Pembahasan  mengenai keindahan kata dalam  penulisan arab yang berjudul Nilai estetika dalam surat menyurat politik zaman umayyah ,menurut Muhammad awwal Ishaq dalam jurnalnya Jurnal Studi Linguistik dan Sastra,ia berpendapat bahwa  Surat-surat bertemakan politik di zaman Umayyah dianggap sebagai satu bentuk sastra yang telah lama dikenali dan masih lagi mempunyai kepentingannya pada masa ini. Ia juga dianggap sebagai seni dalam rangka hubungan apabila penulis menujukan suratnya kepada pihak ketiga dengan menngunakan cara-cara yang terdapat di zaman tersebut. Kajian ini merumuskan bahawa suratsurat tersebut mempunyai sifat dan karakter tersendiri seperti: tema, pembukaan dengan Bismillah, tajuk, perbezaan di antara pengenalan, kandungan dan kesimpulan, lampiran, uncapan doa’ dan ayat-ayat penerangan apitan. Laras bahasanya amat rasmi dengan penggunaan berulang perkataan dan frasa seerti; ujarannya ringkas tetapi padat; perlambangan digunakan secara meluas; kadangkadang ayat –ayatnya panjang meleret namun secara umumnya penggunaan bahasanya amat lancar dan tepat. Tujuannya jelas, petikan daripada ayat-ayat AlQuran dan puisi Arab turut mencorakkan surat-surat tersebut. Nilai astetika persuratan ini terserlah dalam dua aspek penting: struktur surat-surat tersebut dan ciri-ciri stail bahasanya. Hasil persuratan sedemikian telah menyumbang kepada perkembangan stail prosa bahasa Arab terutamanya pada era Umayyad.

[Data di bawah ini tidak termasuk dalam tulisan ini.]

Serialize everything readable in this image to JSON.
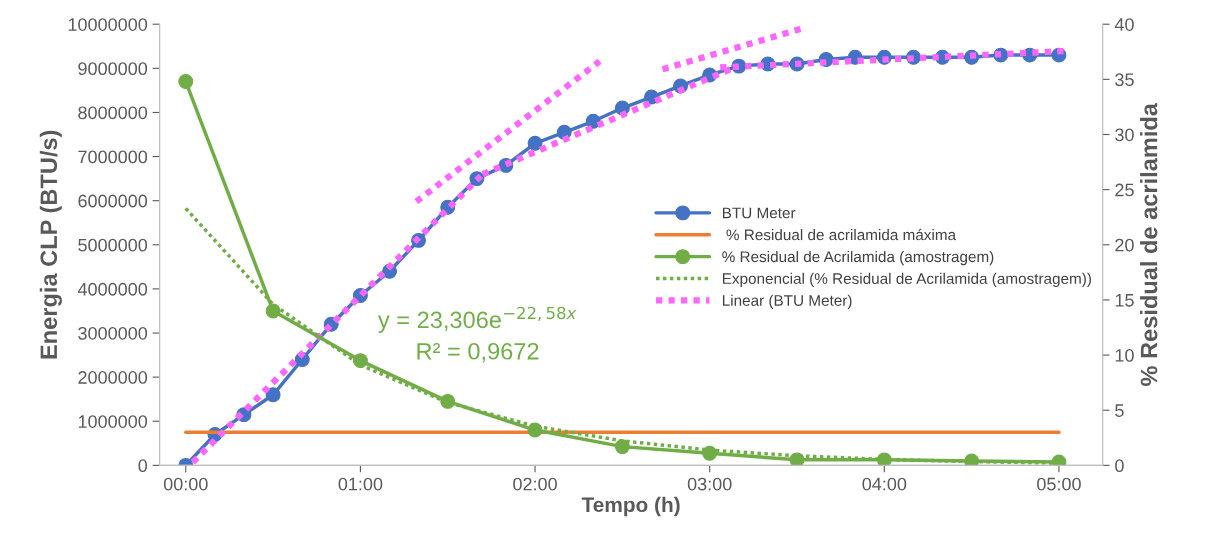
{
  "chart_data": {
    "type": "line",
    "xlabel": "Tempo (h)",
    "ylabel": "Energia CLP (BTU/s)",
    "y2label": "% Residual de acrilamida",
    "xlim": [
      -0.15,
      5.25
    ],
    "xticks": [
      {
        "value": 0,
        "label": "00:00"
      },
      {
        "value": 1,
        "label": "01:00"
      },
      {
        "value": 2,
        "label": "02:00"
      },
      {
        "value": 3,
        "label": "03:00"
      },
      {
        "value": 4,
        "label": "04:00"
      },
      {
        "value": 5,
        "label": "05:00"
      }
    ],
    "ylim": [
      0,
      10000000
    ],
    "yticks": [
      0,
      1000000,
      2000000,
      3000000,
      4000000,
      5000000,
      6000000,
      7000000,
      8000000,
      9000000,
      10000000
    ],
    "y2lim": [
      0,
      40
    ],
    "y2ticks": [
      0,
      5,
      10,
      15,
      20,
      25,
      30,
      35,
      40
    ],
    "grid": false,
    "legend": "right",
    "annotations": [
      "y = 23,306e$^{−22,58x}$",
      "R² = 0,9672"
    ],
    "series": [
      {
        "name": "BTU Meter",
        "color": "#4472c4",
        "marker": "circle",
        "line_style": "solid",
        "x": [
          0,
          0.167,
          0.333,
          0.5,
          0.667,
          0.833,
          1,
          1.167,
          1.333,
          1.5,
          1.667,
          1.833,
          2,
          2.167,
          2.333,
          2.5,
          2.667,
          2.833,
          3,
          3.167,
          3.333,
          3.5,
          3.667,
          3.833,
          4,
          4.167,
          4.333,
          4.5,
          4.667,
          4.833,
          5
        ],
        "values": [
          0,
          700000,
          1150000,
          1600000,
          2400000,
          3200000,
          3850000,
          4400000,
          5100000,
          5850000,
          6500000,
          6800000,
          7300000,
          7550000,
          7800000,
          8100000,
          8350000,
          8600000,
          8850000,
          9050000,
          9100000,
          9100000,
          9200000,
          9250000,
          9250000,
          9250000,
          9250000,
          9250000,
          9300000,
          9300000,
          9300000
        ]
      },
      {
        "name": " % Residual de acrilamida máxima",
        "color": "#ed7d31",
        "marker": "none",
        "line_style": "solid",
        "x": [
          0,
          5
        ],
        "values": [
          750000,
          750000
        ]
      },
      {
        "name": "% Residual de Acrilamida (amostragem)",
        "color": "#70ad47",
        "marker": "circle",
        "line_style": "solid",
        "axis": "y2",
        "x": [
          0,
          0.5,
          1,
          1.5,
          2,
          2.5,
          3,
          3.5,
          4,
          4.5,
          5
        ],
        "values": [
          34.8,
          14,
          9.5,
          5.8,
          3.2,
          1.7,
          1.1,
          0.5,
          0.5,
          0.4,
          0.3
        ]
      },
      {
        "name": "Exponencial (% Residual de Acrilamida (amostragem))",
        "color": "#70ad47",
        "marker": "none",
        "line_style": "dotted",
        "axis": "y2",
        "x": [
          0,
          0.5,
          1,
          1.5,
          2,
          2.5,
          3,
          3.5,
          4,
          4.5,
          5
        ],
        "values": [
          23.3,
          14.6,
          9.1,
          5.7,
          3.55,
          2.22,
          1.39,
          0.87,
          0.54,
          0.34,
          0.21
        ]
      },
      {
        "name": "Linear (BTU Meter)",
        "color": "#ff66ff",
        "marker": "none",
        "line_style": "dotted",
        "x": [
          0.04,
          1.7
        ],
        "values": [
          70000,
          6600000
        ]
      },
      {
        "color": "#ff66ff",
        "marker": "none",
        "line_style": "dotted",
        "x": [
          1.32,
          2.37
        ],
        "values": [
          5980000,
          9160000
        ]
      },
      {
        "color": "#ff66ff",
        "marker": "none",
        "line_style": "dotted",
        "x": [
          1.7,
          3.16
        ],
        "values": [
          6600000,
          9050000
        ]
      },
      {
        "color": "#ff66ff",
        "marker": "none",
        "line_style": "dotted",
        "x": [
          2.73,
          3.52
        ],
        "values": [
          8980000,
          9890000
        ]
      },
      {
        "color": "#ff66ff",
        "marker": "none",
        "line_style": "dotted",
        "x": [
          3.06,
          5.03
        ],
        "values": [
          9020000,
          9390000
        ]
      }
    ]
  }
}
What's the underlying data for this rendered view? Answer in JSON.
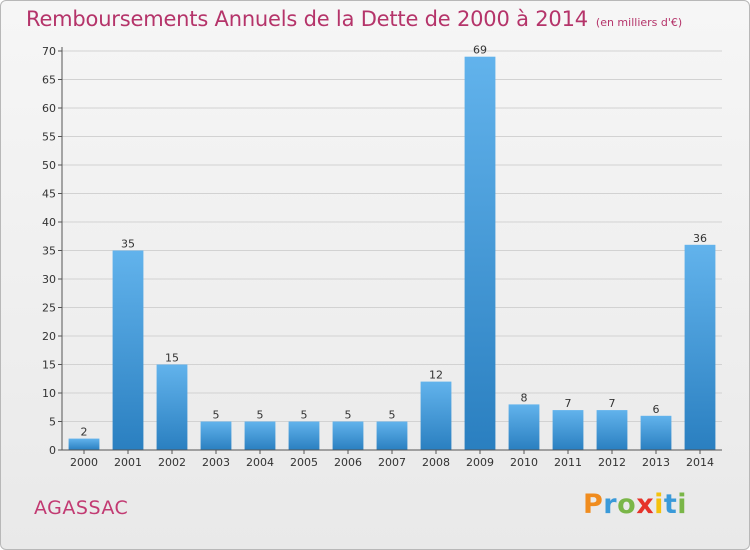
{
  "header": {
    "title": "Remboursements Annuels de la Dette de 2000 à 2014",
    "unit": "(en milliers d'€)"
  },
  "footer": {
    "place": "AGASSAC",
    "brand": {
      "letters": [
        "P",
        "r",
        "o",
        "x",
        "i",
        "t",
        "i"
      ],
      "colors": [
        "#f08c1e",
        "#3a9ad9",
        "#7ab648",
        "#e6332a",
        "#f4c20d",
        "#3a9ad9",
        "#7ab648"
      ]
    }
  },
  "chart_data": {
    "type": "bar",
    "title": "Remboursements Annuels de la Dette de 2000 à 2014",
    "subtitle": "(en milliers d'€)",
    "xlabel": "",
    "ylabel": "",
    "categories": [
      "2000",
      "2001",
      "2002",
      "2003",
      "2004",
      "2005",
      "2006",
      "2007",
      "2008",
      "2009",
      "2010",
      "2011",
      "2012",
      "2013",
      "2014"
    ],
    "values": [
      2,
      35,
      15,
      5,
      5,
      5,
      5,
      5,
      12,
      69,
      8,
      7,
      7,
      6,
      36
    ],
    "data_labels": [
      "2",
      "35",
      "15",
      "5",
      "5",
      "5",
      "5",
      "5",
      "12",
      "69",
      "8",
      "7",
      "7",
      "6",
      "36"
    ],
    "ylim": [
      0,
      70
    ],
    "yticks": [
      0,
      5,
      10,
      15,
      20,
      25,
      30,
      35,
      40,
      45,
      50,
      55,
      60,
      65,
      70
    ],
    "grid": true,
    "legend": "none",
    "colors": {
      "bar_light": "#62b3ec",
      "bar_dark": "#2a7fc0",
      "grid": "#d2d2d2",
      "axis": "#555555"
    }
  }
}
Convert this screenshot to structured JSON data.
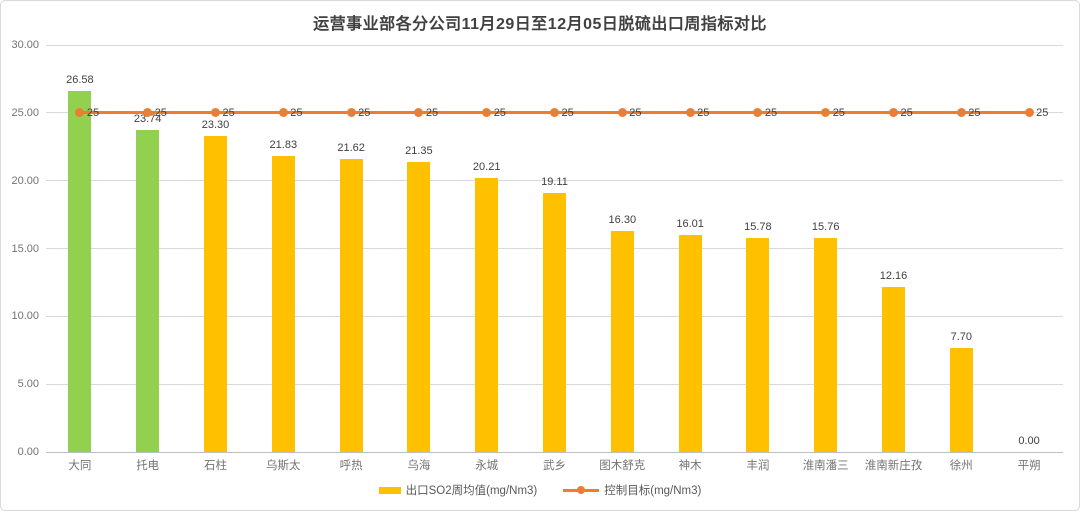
{
  "chart_data": {
    "type": "bar",
    "subtype": "bar-line-combo",
    "title": "运营事业部各分公司11月29日至12月05日脱硫出口周指标对比",
    "categories": [
      "大同",
      "托电",
      "石柱",
      "乌斯太",
      "呼热",
      "乌海",
      "永城",
      "武乡",
      "图木舒克",
      "神木",
      "丰润",
      "淮南潘三",
      "淮南新庄孜",
      "徐州",
      "平朔"
    ],
    "series": [
      {
        "name": "出口SO2周均值(mg/Nm3)",
        "type": "bar",
        "values": [
          26.58,
          23.74,
          23.3,
          21.83,
          21.62,
          21.35,
          20.21,
          19.11,
          16.3,
          16.01,
          15.78,
          15.76,
          12.16,
          7.7,
          0.0
        ],
        "labels": [
          "26.58",
          "23.74",
          "23.30",
          "21.83",
          "21.62",
          "21.35",
          "20.21",
          "19.11",
          "16.30",
          "16.01",
          "15.78",
          "15.76",
          "12.16",
          "7.70",
          "0.00"
        ],
        "default_color": "#FFC000",
        "highlight_color": "#92D050",
        "highlight_indices": [
          0,
          1
        ]
      },
      {
        "name": "控制目标(mg/Nm3)",
        "type": "line",
        "value": 25,
        "point_label": "25",
        "color": "#ED7D31"
      }
    ],
    "y_axis": {
      "min": 0,
      "max": 30,
      "step": 5,
      "tick_labels": [
        "0.00",
        "5.00",
        "10.00",
        "15.00",
        "20.00",
        "25.00",
        "30.00"
      ]
    },
    "grid": true,
    "legend_position": "bottom",
    "colors": {
      "gridline": "#D9D9D9",
      "axis_line": "#BFBFBF",
      "tick_text": "#737373",
      "value_label_text": "#404040",
      "title_text": "#404040"
    }
  }
}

            Pembahasan mengenai seni dalam hal surat persuratan Bahasa arab yang berjudul  Seni Mengirim dan Abdul Hamid Al-Kateb: Sebuah Studi Analitik,Menurut Qomarruz zaman Syamim dalam jurnalnya majalah arab,ia berpendapat bahwasanya  Abdul Hamid Al Katib, salah satu epistolografi paling awal dalam sastra Arab. Surat merupakan salah satu cabang penting sastra prosa Arab. Ini adalah pernyataan fasih yang ditulis oleh seseorang tentang konsep-konsep tertentu dalam pikirannya dalam bentuk pesan yang ingin dikirimkan kepada orang tertentu. Ini berasal dari para penulis Arab. Namun terdapat perbedaan pendapat antara penulis dan sejarawan Arab mengenai awal mulanya. Namun perkembangannya berkaitan dengan terbentuknya sistematika kaidah dan mata uang tradisi penulisan. Suku Arad di era pra-Islam menggunakannya dengan perkiraan terendah dan singkatnya. Namun orang Arab belum mengetahui tentang prosa artistik secara detail. praktek menulis surat berkembang di masyarakat Arab.

 Ketika Khilafat berpindah ke tangan Bani Umayyah, bangsa Arab bercampur dengan bangsa-bangsa beradab lainnya dan mengambil sebagian besar peradaban dan kebudayaan. Di sisi lain, bahasa resmi berubah menjadi bahasa Arab di dunia Islam dan penguasa Bani Umayyah menunjuk para penulis dalam pemerintahan mereka. Disebutkan bahwa Abdul Hamid Al-Katib diangkat sebagai penulis utama pada Dinasti Umayyah. Ia merupakan pionir seni menulis surat yang dieksplorasinya. Beliau meletakkan aturan-aturan dan hukum-hukumnya serta menunjukkan persamaannya, memvariasikan pendahuluan, penutup dan salam yang belum pernah dilakukan oleh siapa pun sebelumnya. Pada masanya dan setelahnya, para penulis dan seniman menerima peraturan dan hukumnya dalam surat-surat mereka dan mengikuti polanya dalam karya sastra mereka. Abdul Hamid Al-Katib diduga mengawali seni menulis surat karena berhasil merumuskan isi dan bentuknya menurut pola tertentu. Berkaitan dengan hal tersebut, Al-Thaa’libi mengatakan: “penulisan surat diawali oleh Abdul Hamid dan diakhiri oleh Ibnu – Al –A’meed”. Alhasil penulisan surat berubah menjadi prosa artistik secara detail.

            Pembahasan mengenai surat pesuratan antara juru tulis yang melibatkan isu politik yang berjudul Kontroversi Penulis dalam Prosa Arab Kuno menurut Dr,Isa Ibnu Syayif dalam jurnalnya Jurnal Seni dan Ilmu Pendidikan Al-Qadisiyah,ia berpendapat bahwasanya Hal terpenting dalam pesan Abdul Hamid dari sudut pandang budaya adalah adanya perpaduan budaya antara dua budaya: Persia dan Arab. Ia menggarapnya dengan kecerdasan grafis yang luar biasa, dengan mempertimbangkan kondisi industri penulisan yang ditentukan oleh budaya Persia, kemudian ia mempersiapkannya dengan upaya seni dan budaya agar sesuai dengan budaya Arab. Suasana ini membuktikan bahwa pesan tersebut mempunyai budaya sentral, yaitu Persia, dan kehadirannya dalam pikiran Arab diperkuat oleh tiruan budaya Arab terhadap pesan tersebut.